With a ringing endorsement from Chairman J. Carter Brown, the design for the Franklin Delano Roosevelt Memorial was approved yesterday by the Commission of Fine Arts. The 4 to 0 vote, with one abstention, ensures that the controversial $47.2 million memorial will be built.

The design, conceived more than a decade ago by San Francisco landscape architect Lawrence Halprin and changed somewhat in response to criticisms made at a commission meeting last April, comprises a long sequence of paved walkways and shaded exterior "rooms" running close to the southeastern edge of the Tidal Basin in West Potomac Park. In addition to rough-hewn granite walls, fountains, pools and waterfalls, each room will contain sculptures and inscriptions dealing with aspects of Roosevelt's four terms as president.
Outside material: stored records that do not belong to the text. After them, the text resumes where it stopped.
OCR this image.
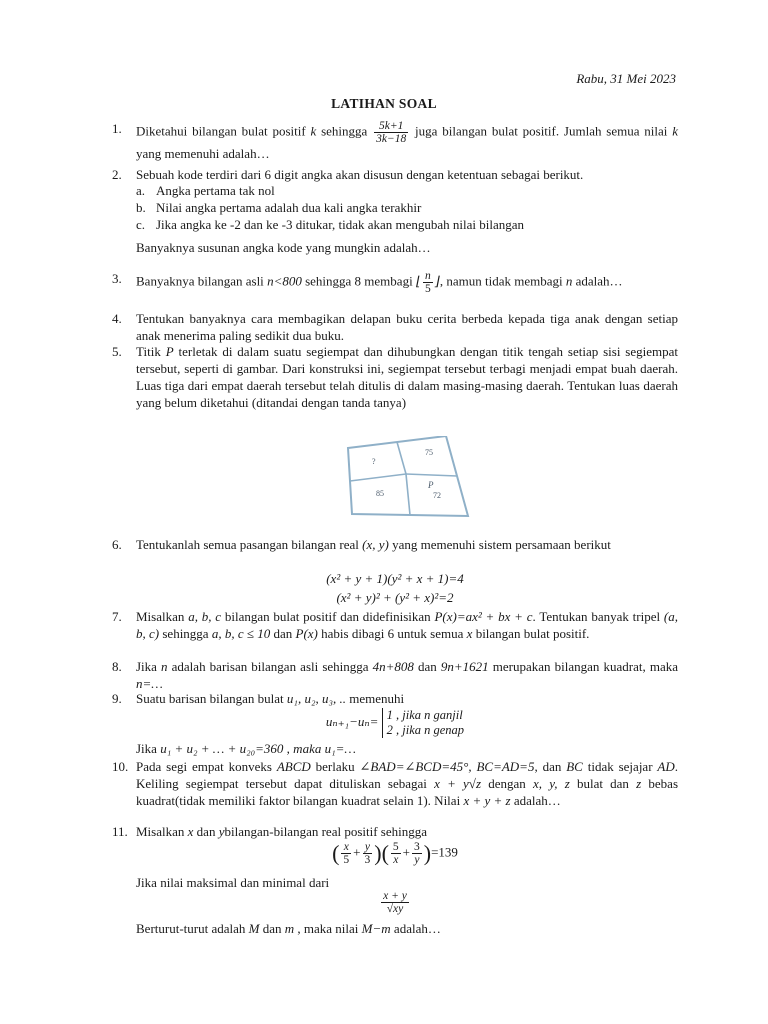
Rabu, 31 Mei 2023
LATIHAN SOAL
1. Diketahui bilangan bulat positif k sehingga $\frac{5k+1}{3k-18}$ juga bilangan bulat positif. Jumlah semua nilai k yang memenuhi adalah…
2. Sebuah kode terdiri dari 6 digit angka akan disusun dengan ketentuan sebagai berikut.
a. Angka pertama tak nol
b. Nilai angka pertama adalah dua kali angka terakhir
c. Jika angka ke -2 dan ke -3 ditukar, tidak akan mengubah nilai bilangan
Banyaknya susunan angka kode yang mungkin adalah…
3. Banyaknya bilangan asli n<800 sehingga 8 membagi ⌊ $\frac{n}{5}$ ⌋, namun tidak membagi n adalah…
4. Tentukan banyaknya cara membagikan delapan buku cerita berbeda kepada tiga anak dengan setiap anak menerima paling sedikit dua buku.
5. Titik P terletak di dalam suatu segiempat dan dihubungkan dengan titik tengah setiap sisi segiempat tersebut, seperti di gambar. Dari konstruksi ini, segiempat tersebut terbagi menjadi empat buah daerah. Luas tiga dari empat daerah tersebut telah ditulis di dalam masing-masing daerah. Tentukan luas daerah yang belum diketahui (ditandai dengan tanda tanya)
?
75
85
P
72
6. Tentukanlah semua pasangan bilangan real (x, y) yang memenuhi sistem persamaan berikut
(x² + y + 1)(y² + x + 1)=4
(x² + y)² + (y² + x)²=2
7. Misalkan a, b, c bilangan bulat positif dan didefinisikan P(x)=ax² + bx + c. Tentukan banyak tripel (a, b, c) sehingga a, b, c ≤ 10 dan P(x) habis dibagi 6 untuk semua x bilangan bulat positif.
8. Jika n adalah barisan bilangan asli sehingga 4n+808 dan 9n+1621 merupakan bilangan kuadrat, maka n=…
9. Suatu barisan bilangan bulat u₁, u₂, u₃, .. memenuhi
uₙ₊₁−uₙ= 1 , jika n ganjil
2 , jika n genap
Jika u₁ + u₂ + … + u₂₀=360 , maka u₁=…
10. Pada segi empat konveks ABCD berlaku ∠BAD=∠BCD=45°, BC=AD=5, dan BC tidak sejajar AD. Keliling segiempat tersebut dapat dituliskan sebagai x + y√z dengan x, y, z bulat dan z bebas kuadrat(tidak memiliki faktor bilangan kuadrat selain 1). Nilai x + y + z adalah…
11. Misalkan x dan ybilangan-bilangan real positif sehingga
( $\frac{x}{5} + \frac{y}{3}$ )( $\frac{5}{x} + \frac{3}{y} )=139$
Jika nilai maksimal dan minimal dari
$\frac{x + y}{√xy}$
Berturut-turut adalah M dan m , maka nilai M−m adalah…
Frances Campbell, executive director of the Franklin Delano Roosevelt Memorial Commission, said the long-delayed memorial is now "on track" to be completed by 1995. In appropriating $5.8 million to begin the project, Congress last fall insisted that the design be reviewed again by the Commission of Fine Arts, which initially had approved it in 1979.

Senator Mark Hatfield (R-Ore.), co-chairman of the Roosevelt memorial commission, yesterday made a strong plea for another approval of Halprin's work, noting that the efforts to build the memorial date back to the mid-'50s. Two designs for abstract monuments consisting of vertical steles were withdrawn after much argument during the '60s. Halprin's proposal had languished through the '80s for lack of congressional funds.

Brown, the only member remaining from the commission that approved Halprin's design 11 years ago, opened yesterday's discussion with a speech expressing unqualified admiration for the revised design.

"Given the scale of the whole monumental core, this is not an inordinate amount of terrain," he said. "The most important dimension in this design is not height, or breadth, or length, but it is time. ... This is a sequenced landscape garden experience that is cumulative and has to be given sufficient dimension to work."

Brown concluded his talk with an admonition: "I would just hate to have it on my conscience that I was responsible for missing this opportunity that we have."

After the vote Halprin commented that "what touched me most was Carter Brown's understanding of the choreographed sequence of spaces. That is what the memorial is all about. It will provide a sense of engagement not only as a memorial but as a contemplative place for people to enjoy as a garden."

Responding to the commission's complaints, Halprin greatly reduced the amount of paved surface in the memorial, from approximately 135,000 square feet to 76,000 square feet. He commensurately increased the amount of grass and the number of trees and other plants in order to heighten the "gardenesque quality" of the memorial. The site plan was also changed so that the entry sequence, which had been located across a meadow quite close to the Potomac River, is to be situated much closer to the Tidal Basin.

Commission members yesterday uniformly praised Halprin for these changes, and others. However, Adele Chatfield-Taylor, who abstained from voting, confessed a "terrific prejudice to this situation, which is an anxiety about something this hard-edged going into a landscape like this." Another member, architect George Hartman, said after the meeting that his vote was conditioned in part by his "due process" concerns about rejecting a design that had been approved by a previous commission.

Most commissioners urged Halprin to continue to seek ways to soften the edges of the memorial with additional plantings, which he agreed to do. Commission member Robert Peck again voiced his concern about the obstruction of views from the Tidal Basin to the Potomac, and asked the designer to ponder additional ways to enable visitors to peek through the walls. Halprin, who had added a grille in one of the walls for just this purpose, commented that he would "consider any other options," although he said he does not want the memorial "to become so naturalistic that it loses its sense of order."

Several commissioners admitted to worries about the quality of the construction and the high degree of maintenance necessary to sustain such a landscaped design. "The planting is the memorial," observed member Neil Porterfield, a landscape architect. A spokesman for the National Park Service assured the commission that the memorial would be well tended.

With these objections noted, the vote was taken, thus effectively bringing to a close more than a quarter of a century of contentiousness concerning the size, style and location of a fitting memorial to the 32nd president. The question of what is to become of the existing Roosevelt Memorial -- a simple block of white stone in a little park close by the National Archives on Pennsylvania Avenue NW -- remains.